Lost to Follow-Up

Writing discharge summaries are often the bane of every medical student or resident’s existence. It takes a long time, it quite tedious (especially on peds), and it requires you to go tell the patient how/who they need to follow-up with once they leave, or what labs need to be checked on when the patient leaves the hospital. Now that I have been in the clinical setting for this past year I have seen numerous patients come in who had received care at other hospitals, but because there was inadequate follow up by their doctor (of lab results, medication compliance, etc.), the patient is an absolute train wreck when they come back to the hospital. And to be honest, its pretty easy to be that doctor who doesn’t follow up on your patient. Especially in the inpatient setting where you are bombarded by admissions left and right, you really just want to get the patient out the door and out of your life…to make room for the next wave of patients that will come flooding in. But to be honest, if you don’t make sure that your patient gets adequate follow-up, you might as well have not treated them because that is an integral part of their overall care.

I got a little lesson in follow-up actually as it applies to missions. I have been on various mission trips since I have been in college and while I have truly enjoyed my time and the people I have met on each trip, I have had the bad habit of never truly keeping in contact with the people I met once I get back to the states. Its somewhat of an out of sight out of mind type of thing. When I went to Zambia the summer after my freshman year of medical school, I helped deliver a baby boy whom the mother named after me. My wife and I really became close with the family and even stayed with them for 2 nights before we flew back to the States. Here is his picture:

So this cute little kid is my namesake in Zambia, Africa. I kept pretty good contact with the mother and father during my second year of medical school, but once 3rd year hit and I got really busy I honestly stopped emailing or calling. I never stopped thinking of them, but I just didn’t contact them…for like 7 months. So this past weekend I decided to call them via Google Voice (great way to call long distance by the way, and much cheaper than Skype). When the mom picked up she was so incredibly happy to hear my voice…but the part the broke my heart was that she told me that she thought that I didn’t like them anymore and didn’t want anything to do with them since I hadn’t called or emailed in so long. She told me that my namesake was talking now and asks about me all the time, and wants to talk to me. I couldn’t believe that I had let so much time elapse between when I had last called them, and I learned a valuable lesson. As a future missionary, when you leave a country where you have served, you leave behind people that truly love you. While you are busy in the day to day affairs of your life back home, they are wondering what you are doing and longing to hear your voice again, and even more see you. It is so important that you don’t lose these precious souls to follow-up, because you aren’t just dealing with a physical ailment, you are dealing with a soul that you brought to Christ, and you don’t want to botch that up.

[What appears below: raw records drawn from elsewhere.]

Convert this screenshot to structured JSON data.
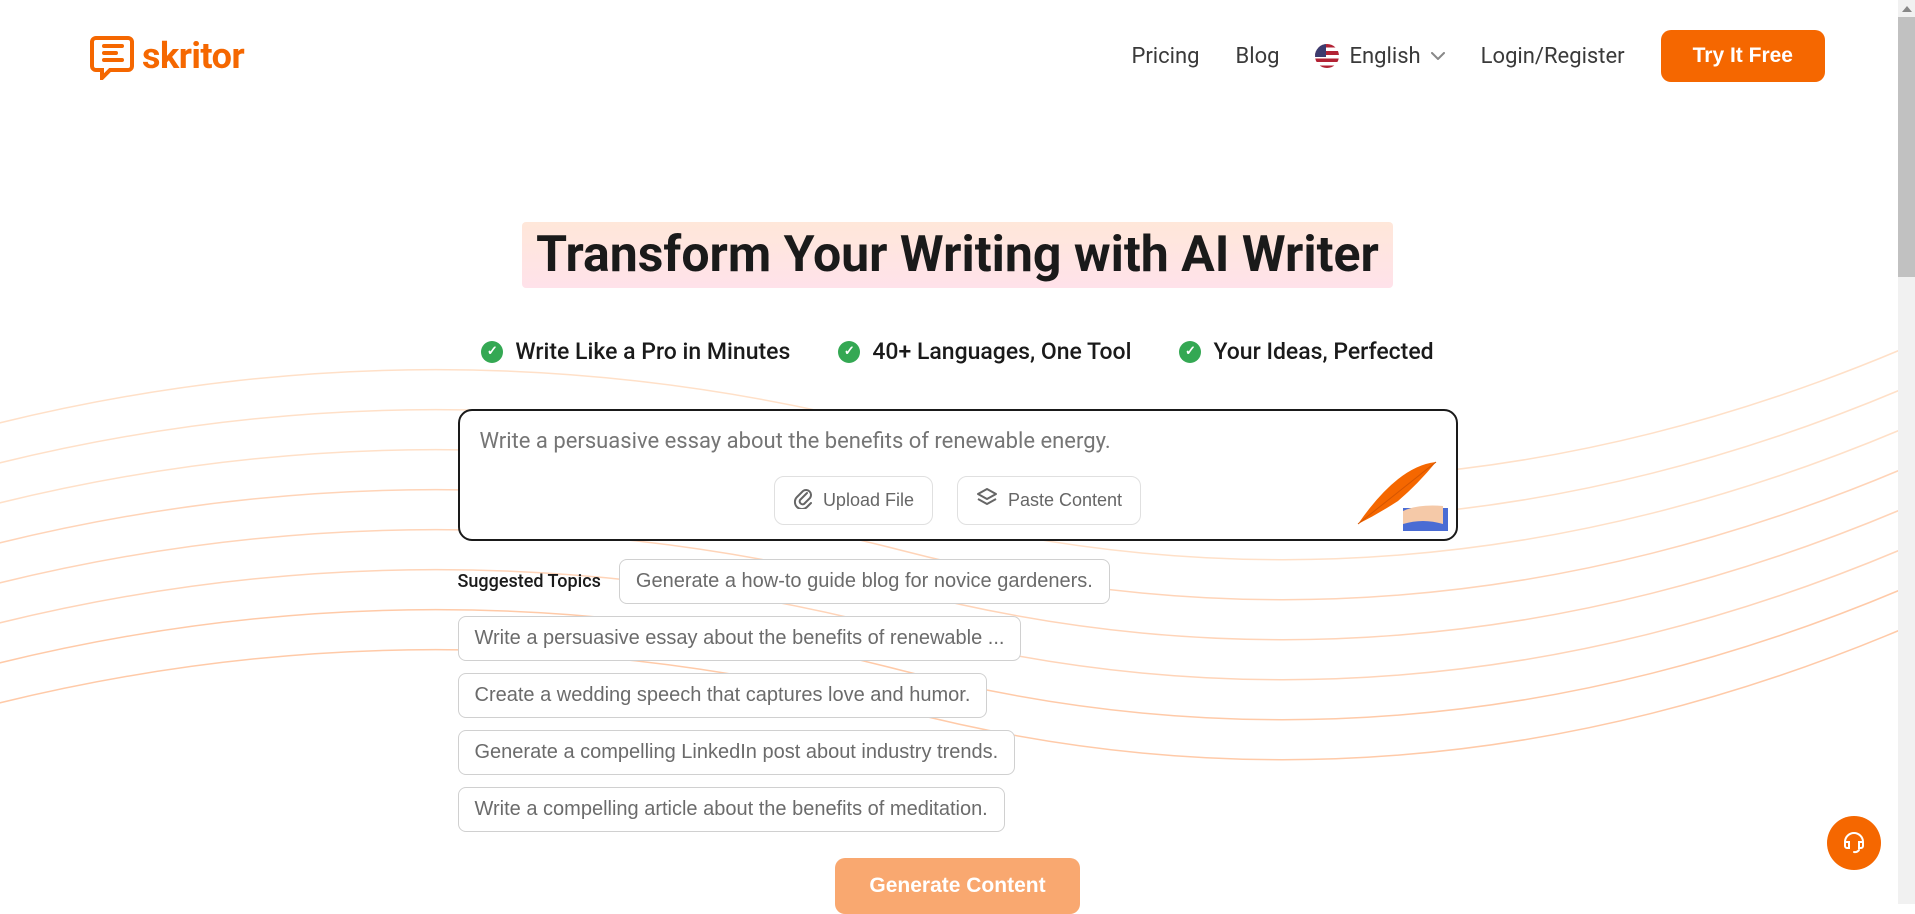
{
  "header": {
    "logo_text": "skritor",
    "nav": {
      "pricing": "Pricing",
      "blog": "Blog",
      "language": "English",
      "login": "Login/Register",
      "try_free": "Try It Free"
    }
  },
  "hero": {
    "title": "Transform Your Writing with AI Writer",
    "features": [
      "Write Like a Pro in Minutes",
      "40+ Languages, One Tool",
      "Your Ideas, Perfected"
    ]
  },
  "input": {
    "placeholder": "Write a persuasive essay about the benefits of renewable energy.",
    "upload_label": "Upload File",
    "paste_label": "Paste Content"
  },
  "suggested": {
    "label": "Suggested Topics",
    "topics": [
      "Generate a how-to guide blog for novice gardeners.",
      "Write a persuasive essay about the benefits of renewable ...",
      "Create a wedding speech that captures love and humor.",
      "Generate a compelling LinkedIn post about industry trends.",
      "Write a compelling article about the benefits of meditation."
    ]
  },
  "cta": {
    "generate": "Generate Content"
  }
}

So yeah, I have been rebuked and I will not let the busy American life get in the way of nurturing the relationships I formed while overseas. I had my pediatrics mock board today so I had previously been busy studying, but now that I am free I plan to call them back and hear my namesake talk to me for the first time!

One Response to Lost to Follow-Up

  1. MzLolaBabs says:

    Today was the first day of my first rotation, and 70% of my day was spent watching the Attending complete discharge summaries, and I thought about the same exact thing you’ve described here regarding follow ups! This was an excellent story, and I couldn’t agree more with your thoughts!

    Keep the entries coming! I love your blog!